Жизнеописание ее ширится и распространяется словно бы концентрически, подобно тому как «тонет груз и словно тонет въяве» [52] , порождая, круги, которые расходятся все шире, пока, коснувшись берега, не исчезнут. Она рассказывает, что начаткам колдовства — лишь тому, что помогло бы привязать к себе мужчину, — обучила ее некая особа из Трино; но подлинной ее наставницей стала Маргерита из Казаль-Монферрато («Была она публичная женщина, красивая, молодая, примерно двадцати одного года»), хотя потом она свела знакомство и с другой, по имени Франческа. И впервые дьявол появляется в ее рассказе будто бы помянутый в момент отчаяния, будто она выбилась из сил или острее ощутила, что ее и в грош не ставят, — дьявол, как бы между прочим — дьявол побери меня! — помянутый и неожиданно с готовностью явившийся. Но по мере продолжения рассказа, повторения каких-то эпизодов, добавления новых дьяволов, дьяволы со своими именами — рожденные, можно сказать, комическим воображением, как в двадцать первой песне «Ада», — повисают, вырастают, возникают из всевозможных мест, во все моменты жизни Катерины, составляют ее сущность, стиль и сладость. Разумеется, она заметила, что судьи очень расположены беседовать о дьяволе и о его любовных подвигах, и потому припоминает все, что только может относиться к дьяволу: ужасы, услышанные ею в детстве, зимними вечерами сидя у огня, истории, рассказанные проповедниками и ее наставниками, сны, восторги доставшихся ей мгновений человеческой любви, прибавляя, вне сомнений, и фантазии, подсказанные знаменитым чужеземным заклинателем, допрашивавшим ее в доме Мельци.
52
Данте Алигьери. Божественная комедия. Рай, песнь 3, 123-й стих.
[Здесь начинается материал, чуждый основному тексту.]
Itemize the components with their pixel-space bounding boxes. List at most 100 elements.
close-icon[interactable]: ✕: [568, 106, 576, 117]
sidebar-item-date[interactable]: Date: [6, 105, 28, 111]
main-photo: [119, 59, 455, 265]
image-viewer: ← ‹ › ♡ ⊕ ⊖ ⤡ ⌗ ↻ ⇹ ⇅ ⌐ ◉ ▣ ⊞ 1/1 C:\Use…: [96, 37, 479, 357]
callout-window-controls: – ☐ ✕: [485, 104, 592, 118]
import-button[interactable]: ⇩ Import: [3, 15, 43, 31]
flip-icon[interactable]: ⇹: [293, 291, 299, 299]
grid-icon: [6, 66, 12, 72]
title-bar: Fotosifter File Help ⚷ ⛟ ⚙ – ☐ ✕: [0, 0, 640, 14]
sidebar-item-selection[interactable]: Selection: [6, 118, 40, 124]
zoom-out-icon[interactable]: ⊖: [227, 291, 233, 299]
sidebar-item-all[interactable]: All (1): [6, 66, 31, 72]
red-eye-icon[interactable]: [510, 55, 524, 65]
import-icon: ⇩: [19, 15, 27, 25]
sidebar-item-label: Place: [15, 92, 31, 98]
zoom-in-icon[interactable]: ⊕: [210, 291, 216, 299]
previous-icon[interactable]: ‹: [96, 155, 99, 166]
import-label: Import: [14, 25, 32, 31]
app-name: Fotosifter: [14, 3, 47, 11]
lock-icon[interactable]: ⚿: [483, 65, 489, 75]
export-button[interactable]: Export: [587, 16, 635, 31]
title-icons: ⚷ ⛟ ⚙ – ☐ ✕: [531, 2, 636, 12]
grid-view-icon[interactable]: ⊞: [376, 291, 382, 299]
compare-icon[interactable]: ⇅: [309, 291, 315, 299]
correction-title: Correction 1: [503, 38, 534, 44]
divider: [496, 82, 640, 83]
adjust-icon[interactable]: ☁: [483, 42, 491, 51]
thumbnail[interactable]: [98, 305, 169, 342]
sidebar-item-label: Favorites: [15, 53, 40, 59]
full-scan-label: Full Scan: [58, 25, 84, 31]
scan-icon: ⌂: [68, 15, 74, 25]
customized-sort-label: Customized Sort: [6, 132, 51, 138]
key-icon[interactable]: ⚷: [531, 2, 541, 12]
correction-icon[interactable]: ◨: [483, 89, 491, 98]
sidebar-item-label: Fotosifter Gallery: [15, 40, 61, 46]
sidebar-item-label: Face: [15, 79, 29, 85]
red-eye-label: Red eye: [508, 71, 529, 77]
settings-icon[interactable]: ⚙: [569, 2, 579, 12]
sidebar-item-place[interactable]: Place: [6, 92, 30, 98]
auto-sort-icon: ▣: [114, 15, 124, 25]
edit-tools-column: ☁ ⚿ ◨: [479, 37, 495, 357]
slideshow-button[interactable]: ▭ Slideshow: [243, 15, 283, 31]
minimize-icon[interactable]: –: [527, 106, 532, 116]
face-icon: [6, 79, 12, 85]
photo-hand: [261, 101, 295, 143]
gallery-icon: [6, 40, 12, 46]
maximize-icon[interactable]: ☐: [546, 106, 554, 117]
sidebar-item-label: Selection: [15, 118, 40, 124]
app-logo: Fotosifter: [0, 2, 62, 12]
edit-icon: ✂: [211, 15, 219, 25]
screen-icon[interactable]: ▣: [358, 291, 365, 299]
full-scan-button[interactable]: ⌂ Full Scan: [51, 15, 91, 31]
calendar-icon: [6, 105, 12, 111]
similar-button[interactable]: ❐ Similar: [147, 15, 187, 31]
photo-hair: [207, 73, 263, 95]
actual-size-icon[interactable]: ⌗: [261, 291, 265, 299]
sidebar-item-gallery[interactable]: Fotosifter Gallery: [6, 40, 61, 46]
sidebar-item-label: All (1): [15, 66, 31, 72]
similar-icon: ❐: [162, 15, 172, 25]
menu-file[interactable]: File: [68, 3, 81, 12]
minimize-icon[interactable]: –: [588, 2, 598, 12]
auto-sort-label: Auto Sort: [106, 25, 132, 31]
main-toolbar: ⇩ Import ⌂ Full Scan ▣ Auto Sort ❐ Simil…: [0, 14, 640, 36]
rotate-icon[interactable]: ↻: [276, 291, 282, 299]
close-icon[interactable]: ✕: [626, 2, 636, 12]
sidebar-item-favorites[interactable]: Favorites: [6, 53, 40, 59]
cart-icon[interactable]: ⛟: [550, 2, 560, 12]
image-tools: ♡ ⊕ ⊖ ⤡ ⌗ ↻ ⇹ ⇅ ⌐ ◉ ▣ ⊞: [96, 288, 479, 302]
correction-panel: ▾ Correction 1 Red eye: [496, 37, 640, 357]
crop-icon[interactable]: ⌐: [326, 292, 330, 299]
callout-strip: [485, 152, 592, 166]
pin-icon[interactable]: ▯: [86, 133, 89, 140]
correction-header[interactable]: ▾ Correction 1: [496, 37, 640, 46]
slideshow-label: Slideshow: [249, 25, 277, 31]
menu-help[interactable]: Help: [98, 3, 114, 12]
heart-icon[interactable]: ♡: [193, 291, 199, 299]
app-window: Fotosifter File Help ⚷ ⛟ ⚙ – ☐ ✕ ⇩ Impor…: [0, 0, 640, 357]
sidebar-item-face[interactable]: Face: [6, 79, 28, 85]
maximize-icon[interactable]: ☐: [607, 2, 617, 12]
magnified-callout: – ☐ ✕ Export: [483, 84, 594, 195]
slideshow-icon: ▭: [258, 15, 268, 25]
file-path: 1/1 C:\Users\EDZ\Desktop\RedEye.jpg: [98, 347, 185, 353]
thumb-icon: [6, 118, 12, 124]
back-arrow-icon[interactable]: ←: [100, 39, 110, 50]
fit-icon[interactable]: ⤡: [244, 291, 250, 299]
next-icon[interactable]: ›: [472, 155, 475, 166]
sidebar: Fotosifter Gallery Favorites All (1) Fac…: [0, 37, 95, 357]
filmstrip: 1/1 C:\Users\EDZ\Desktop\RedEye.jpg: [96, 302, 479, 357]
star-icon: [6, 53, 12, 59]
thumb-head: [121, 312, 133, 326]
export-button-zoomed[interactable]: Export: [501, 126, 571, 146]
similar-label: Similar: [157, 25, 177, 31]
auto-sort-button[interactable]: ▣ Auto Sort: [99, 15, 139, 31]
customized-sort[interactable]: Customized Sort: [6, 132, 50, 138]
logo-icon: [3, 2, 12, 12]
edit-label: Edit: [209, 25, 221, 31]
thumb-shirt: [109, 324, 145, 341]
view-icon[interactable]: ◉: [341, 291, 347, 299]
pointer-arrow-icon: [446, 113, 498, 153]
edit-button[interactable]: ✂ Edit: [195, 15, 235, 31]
Среди прочего Катерина снова рассказывает, как Маргерита околдовала графиню Лангоско и как она ее сопровождала в ту ночь, когда Маргерита отправилась натирать графиню той нечистой мазью. Рассказывает обстоятельно, описывая также и того, кто дал Маргерите гнусное задание опутать графиню чарами: «То был красивый господин, высокий, с рыжей бородой, хорош собой, с прекрасными глазами, лет сорока, весь в черном». Но затем, описывая скачку в ночи на вороном коне, извлеченном Маргеритой из пустоты, Катерина объясняет, как оказалась на земле, среди колючек, по-иному: «Проскакав, должно быть, милю, стала чувствовать я, что жжется оный конь, и сказала: «О Иисусе Мария, горячо», и тотчас сгинули и конь, и Маргерита, и очутилась я в гуще колючек, а было часа два уж за полночь». Как тут не подумать, что повод, побудивший ее помянуть Иисуса и Марию, изменяет она инквизиторам в угоду, преподнося им коня, который, будучи исчадием ада и возникнув из адского пламени, должен был во что бы то ни стало жечься, как утюг?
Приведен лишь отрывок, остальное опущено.